Searching Beyond the Paid

Tuesday, July 11, 2006

Google AdWords Updates Landing Page Quality Score

Good overview and commentary by JenSense, in her blog, on the new Adwords Landing Page Quality Score. She points out that, by all appearances, Google is trying to weed out the Made-For-Adsense (MFA) web sites. She says, "Depending on where you sit on the issue, this decision could be the best thing AdWords could have done, or the worst thing they could have done to your profits."

Indeed. When I first read the email from the Inside AdWords team, I was pleased. Our ads have shown up on a few of these MFA's, and needless to say, the clicks don't convert. It's doubly frustrating to see the MFA's competing with us for AdWords positioning, as well. All in all, I think this is a good thing for both the advertisers and the searchers.

I'm a little (and for now, only a little) concerned about the fringe effect of this change, though. Many of our high-volume keywords, for both clicks and conversions, are also really high-traffic terms that tend to be somewhat generic. CTR's are relatively low on these terms, which hurts our Quality Score. But the overall volume of clicks is high, and so is the conversion percentage. I want our ads to show on these keywords. On the other hand, some of these keywords have garnered really high keyword minimum CPCs of late - and the list has grown (slightly) longer since this new announcement by Google. I'm seeing a lot more $5.00 minimum CPCs, and even one $10.00 minimum, for the keyword "discover". Yikes. For a $19.95 subscription, it doesn't take a math whiz to figure out that we can't afford to pay $10 for every click on that keyword. Thing is, though, that one-word keyword converts! In this case, and most of the others, Google is passing up some decent click revenue from us.

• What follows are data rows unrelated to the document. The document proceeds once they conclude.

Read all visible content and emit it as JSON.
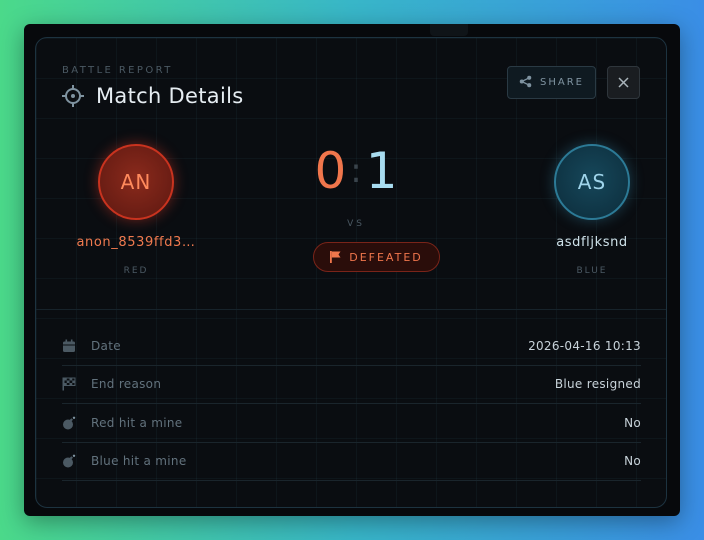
{
  "header": {
    "eyebrow": "BATTLE REPORT",
    "title": "Match Details",
    "share_label": "SHARE",
    "close_label": "×"
  },
  "players": {
    "red": {
      "initials": "AN",
      "name": "anon_8539ffd3…",
      "side": "RED"
    },
    "blue": {
      "initials": "AS",
      "name": "asdfljksnd",
      "side": "BLUE"
    }
  },
  "score": {
    "red": "0",
    "separator": ":",
    "blue": "1",
    "vs": "VS",
    "result": "DEFEATED"
  },
  "details": [
    {
      "icon": "calendar-icon",
      "label": "Date",
      "value": "2026-04-16 10:13"
    },
    {
      "icon": "checkered-flag-icon",
      "label": "End reason",
      "value": "Blue resigned"
    },
    {
      "icon": "bomb-icon",
      "label": "Red hit a mine",
      "value": "No"
    },
    {
      "icon": "bomb-icon",
      "label": "Blue hit a mine",
      "value": "No"
    }
  ],
  "colors": {
    "red_accent": "#f0764c",
    "blue_accent": "#a8dcf0",
    "background": "#07090c"
  }
}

It goes without saying that, suddenly, most of our Harper's Bazaar keywords have gone inactive, too. See my previous post on that fiasco.

Nonetheless, I'm cautiously optimistic about the new Quality Score. MFAs aren't good for anybody except the MFA site owners, and I'd love to see them disappear. I've been testing some workarounds for the high minimum CPCs, as well, with a bit of success. Let's see how this all plays out.